Apesar de a pesquisa do Yankee Group ter feito essa constatação por meio de entrevistas junto a 408 internautas brasileiros, o analista senior Júlio Puschel observa que os provedores de banda larga mantêm foco exclusivo na competição da velocidade do download, concentrando a oferta de produtos nesse interesse.
“Não se coloca em evidência qual é a capacidade para upload. E mesmo quando o consumidor tem banda comprada de 4 Mbps, por exemplo, conta para upload com menos da metade dela, ou 512 kbps a 1 Mbps.
Ou seja, é necessário que os prestadores possuam ofertas mais avançadas e específicas para atender também aos usuários mais exigentes, disse Puschel.
A fim de entender melhor esse mercado, e poder orientar os investimentos das operadoras telefônicas e de TV por assinatura, a empresa de pesquisa de capital americano formulou 58 perguntas a 408 usuários de internet do País, em janeiro de 2009, sobre a frequência e quais conteúdos na internet são mais ou menos acessados.
As conclusões incluíram que 85% dos usuários das comunidades on-line acessam os sites de casa; 53% o fazem do trabalho e pouco mais de 20% a partir de cyber cafés e lanhouses.
Quando se voltau às faixas de idade dos usuários, a pesquisa constatou que os adolescentes só utilizam a banda larga a partir de suas residências. Surpreendentemente, usuários com menos que 15 anos não frequentam lanhouses, provavelmente por conta de controle dos pais e por aspectos ligados à segurança.
O acesso a partir do trabalho tem a maior gama de variação entre faixas de idade. Cerca de 70% dos que têm 30 a 34 anos acessam a internet do trabalho.

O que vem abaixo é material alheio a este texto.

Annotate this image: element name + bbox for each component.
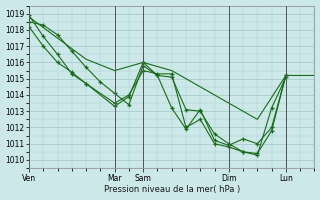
- X-axis label: Pression niveau de la mer( hPa ): Pression niveau de la mer( hPa ): [104, 185, 240, 194]
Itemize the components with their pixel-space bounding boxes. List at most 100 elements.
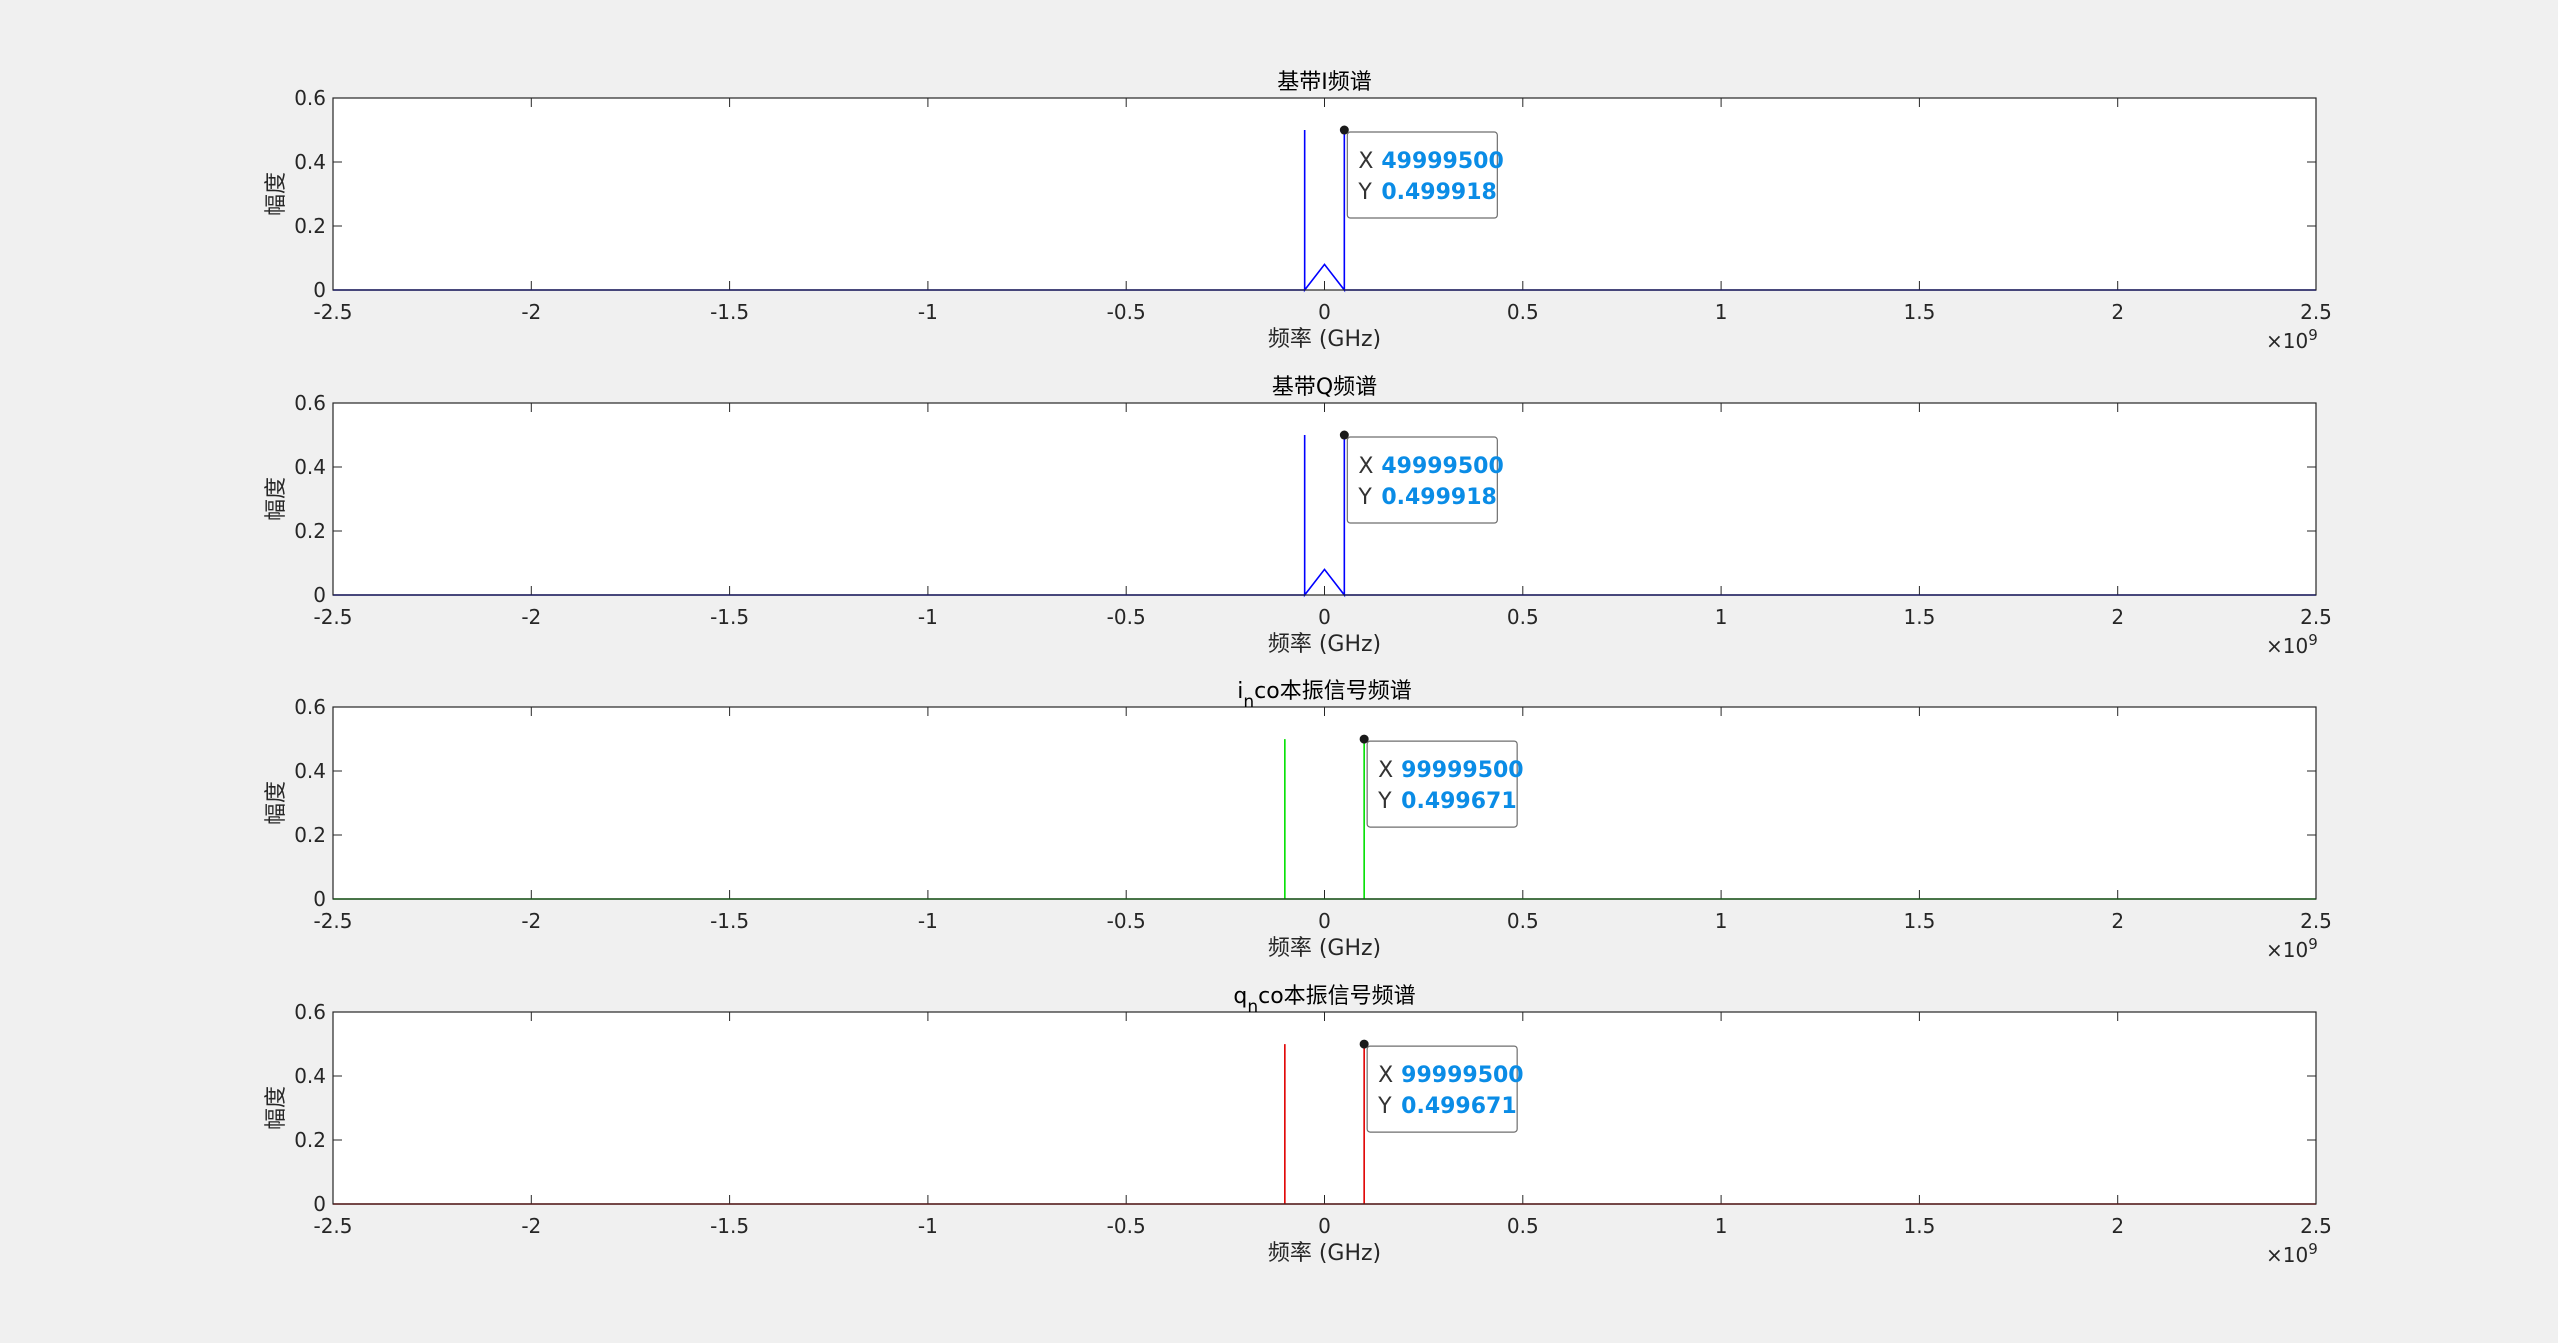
subplot-3: -2.5 -2 -1.5 -1 -0.5 0 0.5 1 1.5 2 2.5 0 0.2 0.4 0.6 in… [264, 679, 2332, 962]
x-tick-label: 2.5 [2300, 605, 2332, 629]
x-tick-label: 2 [2111, 909, 2124, 933]
datatip-box [1366, 740, 1518, 828]
exponent-power: 9 [2308, 935, 2318, 953]
x-tick-label: -0.5 [1107, 909, 1146, 933]
datatip-marker [1359, 734, 1369, 744]
plot-area [333, 98, 2316, 290]
plot-area [333, 403, 2316, 595]
x-tick-label: 2 [2111, 605, 2124, 629]
x-tick-label: 1.5 [1903, 300, 1935, 324]
x-tick-label: 0 [1318, 1214, 1331, 1238]
x-tick-label: 1 [1715, 1214, 1728, 1238]
exponent-base: ×10 [2266, 634, 2308, 658]
datatip-x-value: 99999500 [1401, 1063, 1523, 1088]
y-tick-label: 0.6 [294, 1000, 326, 1024]
datatip-x-value: 49999500 [1381, 149, 1503, 174]
title-base: 基带I频谱 [1277, 70, 1372, 95]
x-tick-label: -1.5 [710, 605, 749, 629]
x-tick-label: 1 [1715, 909, 1728, 933]
x-tick-label: -0.5 [1107, 300, 1146, 324]
y-tick-label: 0.6 [294, 391, 326, 415]
datatip-marker [1339, 430, 1349, 440]
y-tick-label: 0.4 [294, 455, 326, 479]
subplot-4: -2.5 -2 -1.5 -1 -0.5 0 0.5 1 1.5 2 2.5 0 0.2 0.4 0.6 qn… [264, 984, 2332, 1267]
x-exponent-label: ×109 [2266, 631, 2318, 658]
datatip-y-value: 0.499671 [1401, 789, 1517, 814]
x-tick-label: -1.5 [710, 909, 749, 933]
x-tick-label: -2.5 [313, 605, 352, 629]
datatip-y-key: Y [1377, 1094, 1392, 1119]
x-tick-label: 1.5 [1903, 605, 1935, 629]
datatip-y-key: Y [1357, 485, 1372, 510]
datatip-x-key: X [1358, 454, 1373, 479]
x-tick-label: -1.5 [710, 300, 749, 324]
title-subscript: n [1243, 692, 1254, 712]
y-tick-label: 0 [313, 583, 326, 607]
exponent-power: 9 [2308, 631, 2318, 649]
datatip: X 49999500 Y 0.499918 [1339, 430, 1504, 524]
x-exponent-label: ×109 [2266, 935, 2318, 962]
x-axis-label: 频率 (GHz) [1268, 632, 1381, 657]
x-tick-label: 2.5 [2300, 1214, 2332, 1238]
y-tick-label: 0 [313, 887, 326, 911]
datatip-x-key: X [1358, 149, 1373, 174]
x-tick-label: -0.5 [1107, 605, 1146, 629]
title-base: i [1237, 679, 1243, 704]
datatip-marker [1339, 125, 1349, 135]
datatip-marker [1359, 1039, 1369, 1049]
x-tick-label: 1 [1715, 605, 1728, 629]
x-tick-label: -1 [918, 1214, 938, 1238]
y-tick-label: 0 [313, 278, 326, 302]
subplot-2: -2.5 -2 -1.5 -1 -0.5 0 0.5 1 1.5 2 2.5 0 0.2 0.4 0.6 基带… [264, 375, 2332, 658]
spectrum-line-1 [333, 130, 2316, 293]
title-rest: co本振信号频谱 [1258, 984, 1416, 1009]
y-tick-label: 0.6 [294, 86, 326, 110]
y-tick-label: 0.4 [294, 1064, 326, 1088]
datatip-y-key: Y [1377, 789, 1392, 814]
x-tick-label: 0 [1318, 605, 1331, 629]
x-tick-label: 1.5 [1903, 1214, 1935, 1238]
x-tick-label: 2.5 [2300, 909, 2332, 933]
y-tick-label: 0.2 [294, 214, 326, 238]
x-tick-label: -1 [918, 909, 938, 933]
x-tick-label: -1 [918, 300, 938, 324]
x-tick-label: 0.5 [1507, 909, 1539, 933]
axes-box [332, 97, 2317, 291]
x-tick-label: -2 [521, 300, 541, 324]
x-tick-label: -2.5 [313, 909, 352, 933]
y-tick-label: 0 [313, 1192, 326, 1216]
exponent-base: ×10 [2266, 938, 2308, 962]
subplot-title: inco本振信号频谱 [1237, 679, 1411, 712]
datatip-x-value: 99999500 [1401, 758, 1523, 783]
x-tick-label: 1.5 [1903, 909, 1935, 933]
x-axis-label: 频率 (GHz) [1268, 327, 1381, 352]
x-tick-label: 0 [1318, 300, 1331, 324]
exponent-power: 9 [2308, 1240, 2318, 1258]
exponent-base: ×10 [2266, 329, 2308, 353]
x-tick-label: -2 [521, 1214, 541, 1238]
y-tick-label: 0.4 [294, 150, 326, 174]
title-base: 基带Q频谱 [1272, 375, 1377, 400]
x-axis-label: 频率 (GHz) [1268, 936, 1381, 961]
title-rest: co本振信号频谱 [1254, 679, 1412, 704]
x-tick-label: 0.5 [1507, 605, 1539, 629]
x-tick-label: -2.5 [313, 1214, 352, 1238]
x-tick-label: 1 [1715, 300, 1728, 324]
datatip-box [1346, 131, 1498, 219]
datatip-x-key: X [1378, 1063, 1393, 1088]
axes-box [332, 706, 2317, 900]
x-tick-label: 2 [2111, 300, 2124, 324]
datatip-y-value: 0.499918 [1381, 180, 1497, 205]
x-tick-label: 0.5 [1507, 1214, 1539, 1238]
x-tick-label: -1 [918, 605, 938, 629]
y-axis-label: 幅度 [264, 477, 289, 521]
datatip-y-value: 0.499918 [1381, 485, 1497, 510]
plot-area [333, 707, 2316, 899]
subplot-1: -2.5 -2 -1.5 -1 -0.5 0 0.5 1 1.5 2 2.5 0 0.2 0.4 0.6 基带… [264, 70, 2332, 353]
datatip: X 49999500 Y 0.499918 [1339, 125, 1504, 219]
x-tick-label: -1.5 [710, 1214, 749, 1238]
datatip: X 99999500 Y 0.499671 [1359, 1039, 1524, 1133]
x-tick-label: 2 [2111, 1214, 2124, 1238]
x-exponent-label: ×109 [2266, 1240, 2318, 1267]
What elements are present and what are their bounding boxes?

Como era de se esperar, Orkut é a comunidade on-line mais acessada do País, com 95% de incidência entre os entrevistados. A segunda colocada é o YouTube, com 68%, igual ao Google. O site de mensagens instantâneas Live MSN foi o terceiro com 46%, enquanto as comunidades internacionais My Space e Facebook são acessadas por menos de 17% dos usuários brasileiros de comunicades on-line.
Comunicação unificada
É de se ressaltar que os usuários de comunidades on-line já estejam familiarizados com a comunicação unificada, utilizando indiscriminadamente email, telepresença, mensagens instantâneas e celular por internet (VoIP).
“E como a grande parte desses frequentadores de comunidades são jovens, é de se prever que o hábito será transferido ao desempenho dos mesmos no ambiente de trabalho”, afirmou Puschel.
Sites favoritos
Os sites mais frequentados são os de música (65%) e hobbies (50%), além dos relacionados ao trabalho dos usuários, que surgem em terceiro lugar, com 46%, mostrando que a tendência dos usuários comprarem ferramentas que complementam o trabalho é uma realidade no País.
Sites com informações sobre cinema e teatro têm o acesso de 42% dos pesquisados, enquanto turismo conta com 34%, jogos, 31%, bares e restaurantes, 28%, sites acadêmicos, 27%, empregos 26%; carros, 25%; celebridades, 24%; organizações sociais, 24%.
Frequência
A maior parte dos entrevistados (57%) acessa comunidades on-line diariamente, enquanto somente 7% o fazem uma vez por semana, o que pode indicar o quanto as comunidades on-line são potencialmente importantes para fins de entretenimento e ferramentas de trabalho.
Baseando-se na alta frequência de acesso, a inovação é praticamente obrigatória: as pessoas vão se cansar se não houverconstantes inovações.